I facilitate an English roundtable in Luxembourg every Friday, and we discuss professional, social and personal-interest topics. Last month, it was about names; one of the participants mentioned a girl initially called Nutella, a popular hazelnut chocolate spread. I checked it out and came across a Guardian’s article about a couple from Valenciennes in northern France who registered their daughter Nutella ( https://www.theguardian .com/world/2015/jan/26/french-couple-name-girl-nutella seen on 04/052021). The registrar alerted the local prosecutor, who referred the case to a family court judge. The court ruled that Nutella is a commercial brand and such a name was against the girl’s interests as it would cause “mockery or disobliging remarks”. The couple had to rename her Ella, which means a pleasant young woman.
According to Ms Catharine Smith (https://www.huffpost.com/entry/baby-named-facebook-egypt_n_825934 seen 04/05/21), an Egyptian father, Jamal Ibrahim, named his daughter “Facebook” to honour the social media site’s role in Egypt’s revolution. Ms Smith quoted this from TechCrunch newspaper: “A young man in his twenties wanted to express his gratitude about the victories the youth of 25th of January have achieved and chose to express it in the form of naming his firstborn girl “Facebook”.

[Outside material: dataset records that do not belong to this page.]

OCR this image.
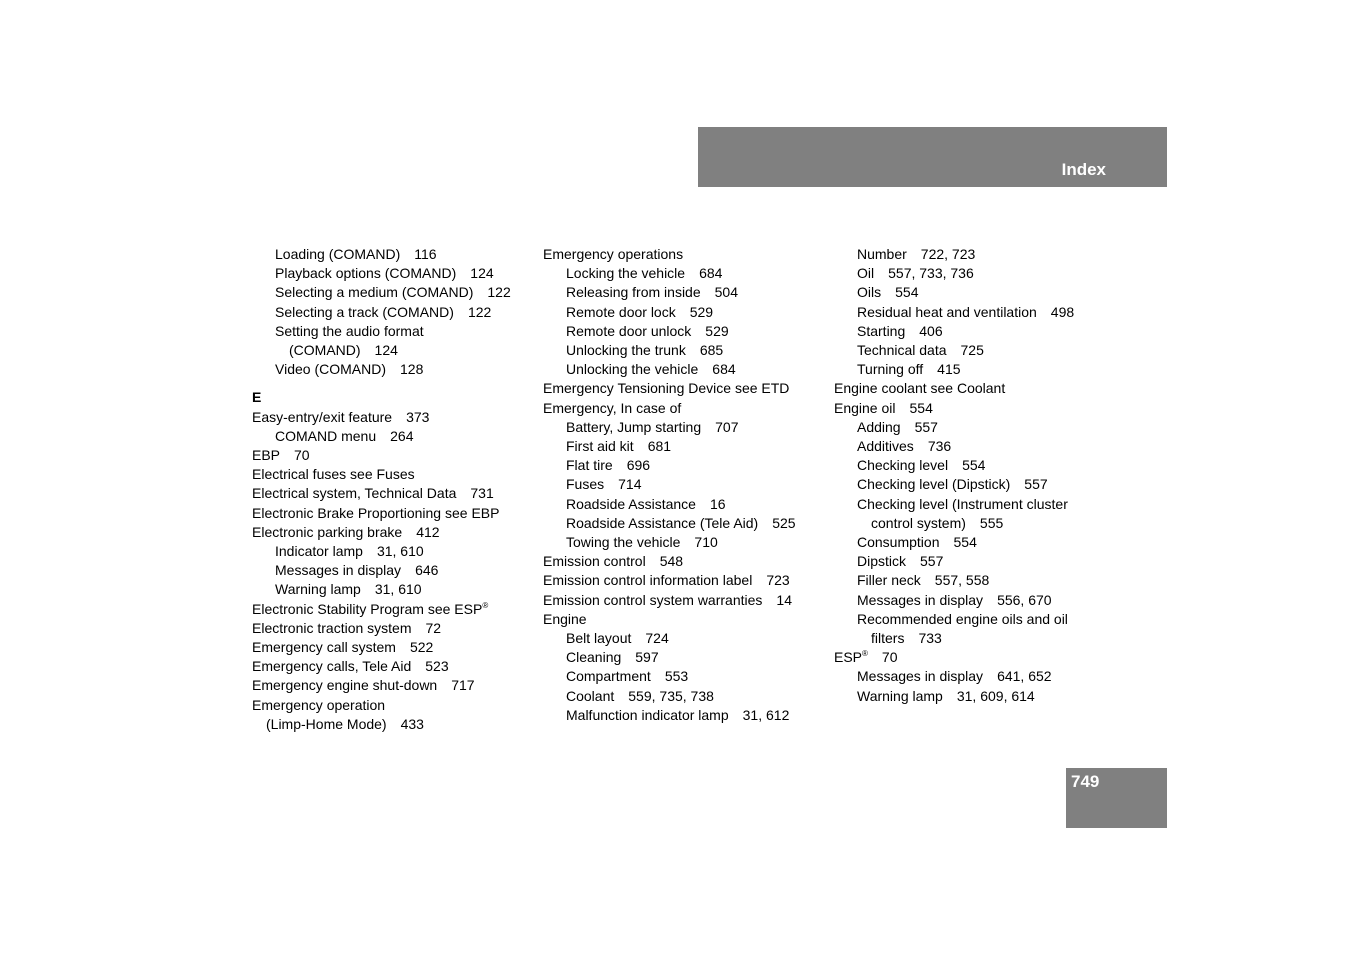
Index
Loading (COMAND) 116
Playback options (COMAND) 124
Selecting a medium (COMAND) 122
Selecting a track (COMAND) 122
Setting the audio format
(COMAND) 124
Video (COMAND) 128
E
Easy-entry/exit feature 373
COMAND menu 264
EBP 70
Electrical fuses see Fuses
Electrical system, Technical Data 731
Electronic Brake Proportioning see EBP
Electronic parking brake 412
Indicator lamp 31, 610
Messages in display 646
Warning lamp 31, 610
Electronic Stability Program see ESP®
Electronic traction system 72
Emergency call system 522
Emergency calls, Tele Aid 523
Emergency engine shut-down 717
Emergency operation
(Limp-Home Mode) 433
Emergency operations
Locking the vehicle 684
Releasing from inside 504
Remote door lock 529
Remote door unlock 529
Unlocking the trunk 685
Unlocking the vehicle 684
Emergency Tensioning Device see ETD
Emergency, In case of
Battery, Jump starting 707
First aid kit 681
Flat tire 696
Fuses 714
Roadside Assistance 16
Roadside Assistance (Tele Aid) 525
Towing the vehicle 710
Emission control 548
Emission control information label 723
Emission control system warranties 14
Engine
Belt layout 724
Cleaning 597
Compartment 553
Coolant 559, 735, 738
Malfunction indicator lamp 31, 612
Number 722, 723
Oil 557, 733, 736
Oils 554
Residual heat and ventilation 498
Starting 406
Technical data 725
Turning off 415
Engine coolant see Coolant
Engine oil 554
Adding 557
Additives 736
Checking level 554
Checking level (Dipstick) 557
Checking level (Instrument cluster
control system) 555
Consumption 554
Dipstick 557
Filler neck 557, 558
Messages in display 556, 670
Recommended engine oils and oil
filters 733
ESP® 70
Messages in display 641, 652
Warning lamp 31, 609, 614
749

In Marcio’s Italian family, all the children’s names start with the letter M. According to Marie-Pierre, her name’s male version is Pierre-Marie. The Arabic name Shadi means happiness. Do names reflect an individual’s personality? There are studies that show names make a difference in professional, social and financial standing.
My late uncle was Silverio Carangan, Sr. My cousins’ legal names are Silverio Carangan 1st, Silverio Carangan 2nd, and Silverio Caranagan 3rd; to everyone, they’re Ono, Dos, Tres. I was already eight months pregnant, and my hubby and I couldn’t agree on a name for our firstborn. We decided to play chess; I won two out of three games and had the privilege of naming him Sidney, which is easy to pronounce in almost all languages.
My late parents, Roberto and Adela, named their first daughter Rodela; from this, they came up with four other names by rearranging the letters, and mine was one of them. If you know of another person with the same name as mine, please notify me. So far, the closest is Rolande and Rolanda, which are both of Latin origin and mean “known in the land”. My French acquaintances call me “Rolad” (/ruːˈlɑːd), as the last vowel is not pronounced in the French language. They also have a dish roulade (/ruːˈlɑːd) de boeuf“, which is a filled rolled meat.
S.J. Velasquez’s 2018 write-up spoke about nominative determinism, a theory that people are drawn to jobs matching their names, e.g. Baker for a pastry chef and Dennis or Denise for dentists (https://www.bbc.com/worklife/article/20180404-do-our-names-push-us-toward-certain-jobs). Two weeks ago, I grinned watching the French television station TF1’s interview of a restaurateur Didier Desert (“Desert” is pronounced by English speakers as ‘dɪˈzəːt’ (dessert – a sweet course eaten at the end of the main meal, e.g. cheesecake or chocolate mousse).
If you had a funny, weird or embarrassing name, would you change it? If your family name was Head, would you keep your first name Dick knowing that dickhead means a stupid or ridiculous man? You are probably one of those who would go through all the legal fuss to do so. Many people, however, never change their names. Are there names that employers find, either subconsciously or sentimentally, attractive or ugly?
Ms Stéphanie Thomson’s article revealed the Canadian Ryerson University and University of Toronto’s finding that people with Chinese, Indian or Pakistani-sounding names were 28% less likely to get job interviews than the fictitious candidates with English-sounding names, even when they had the same qualifications (https://www.weforum.org/agenda/2017/05/job-applications-resume-cv-name-descrimination/). Ms Thomson also mentioned a French government’s conclusion that employers were less likely to interview candidates with North African-sounding names. Likewise, in the UK, “an all-parliamentary group study from 2012 found that women who ‘whitened’ their names or made them sound more British had to send only half as many applications before being invited to interview as those who sounded foreign”, she wrote.
Has our society progressed in terms of addressing bias and discrimination associated with names? Have you had a good or bad experience because of your name? What’s behind your name?